Reanalysis of Garinther et al. (2022)
The nonlinearities revealed in the analysis of the GoFundMe prompted me to check whether such nonlinearities are also present in the data by Garinther et al. (2022). Although Garinther et al. (2022) do not mention a concave effect of the beneficiary group size on donations, a reanalysis of their data revealed one. Only a very careful reading of the results by Garinther et al. (2022) hints at a nonlinear effect. This might be because Garinther et al. (2022) modeled the beneficiary group size as an ordinal predictor (i.e., a variable where the distances between the categories are unknown).
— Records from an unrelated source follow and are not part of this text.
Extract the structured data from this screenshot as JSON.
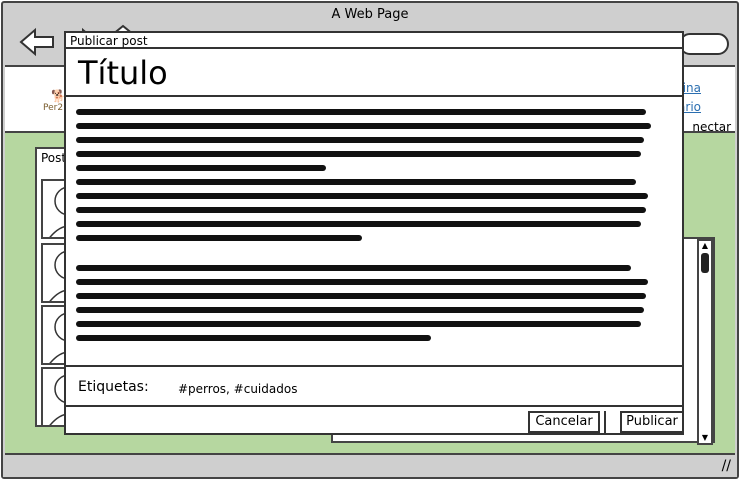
{
  "window": {
    "title": "A Web Page"
  },
  "header": {
    "logo_text": "Per2",
    "link_1": "ina",
    "link_2": "ario",
    "connect": "nectar"
  },
  "left_panel": {
    "tab_label": "Post"
  },
  "dialog": {
    "header": "Publicar post",
    "title_field": "Título",
    "tags_label": "Etiquetas:",
    "tags_value": "#perros, #cuidados",
    "cancel_label": "Cancelar",
    "publish_label": "Publicar"
  }
}
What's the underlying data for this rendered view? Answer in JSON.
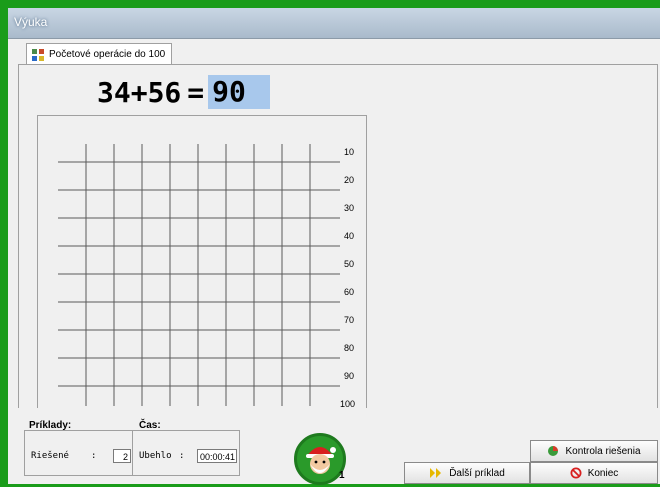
{
  "window": {
    "title": "Výuka"
  },
  "tab": {
    "label": "Početové operácie do 100"
  },
  "exercise": {
    "operand1": "34",
    "operator": "+",
    "operand2": "56",
    "equals": "=",
    "answer": "90"
  },
  "grid": {
    "tick_labels": [
      "10",
      "20",
      "30",
      "40",
      "50",
      "60",
      "70",
      "80",
      "90",
      "100"
    ]
  },
  "examples": {
    "title": "Príklady:",
    "solved_label": "Riešené",
    "separator": ":",
    "solved_value": "2"
  },
  "time": {
    "title": "Čas:",
    "elapsed_label": "Ubehlo",
    "separator": ":",
    "elapsed_value": "00:00:41"
  },
  "mascot": {
    "icon": "santa-icon",
    "count": "1"
  },
  "buttons": {
    "check": "Kontrola riešenia",
    "next": "Ďalší príklad",
    "end": "Koniec"
  },
  "colors": {
    "background": "#1a9c1a",
    "answer_highlight": "#a8c8ec"
  }
}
This alone is not problematic, especially given that Garinther et al. (2022) used a model that does not assume equidistance between the different categories. One should thus be able to observe nonlinearities from the plot of the fitted estimates. However, the main figure in Garinther et al. (2022) plots the size of the beneficiary group as equidistant categories on the x-axis. This creates the illusion that the distance between the different beneficiary group sizes (i.e., 2, 5, 7, and 12) is the same and produces a figure that makes the effect of the size of the beneficiary group on donations look approximately linear (see the left panel of Figure 13 which reproduces Figure 2 of Garinther et al. (2022). The right panel of Figure 13 plots the same estimates but now with a numerical x-axis that preserves the inherent (and meaningful) distance between the different beneficiary group sizes. This presentation clearly shows a concave effect for Study 1 and Study 3 of Garinther et al. (2022). 2 I confirmed the concavity of the effect for Study 1 and Study 3 with a mixed model that modeled the number of victims as a numerical predictor and included a quadratic effect of the number of victims. The quadratic effect is negative and significant for the data of Study 1 and Study 3. The detailed results of the reanalysis are provided in the Online Appendix.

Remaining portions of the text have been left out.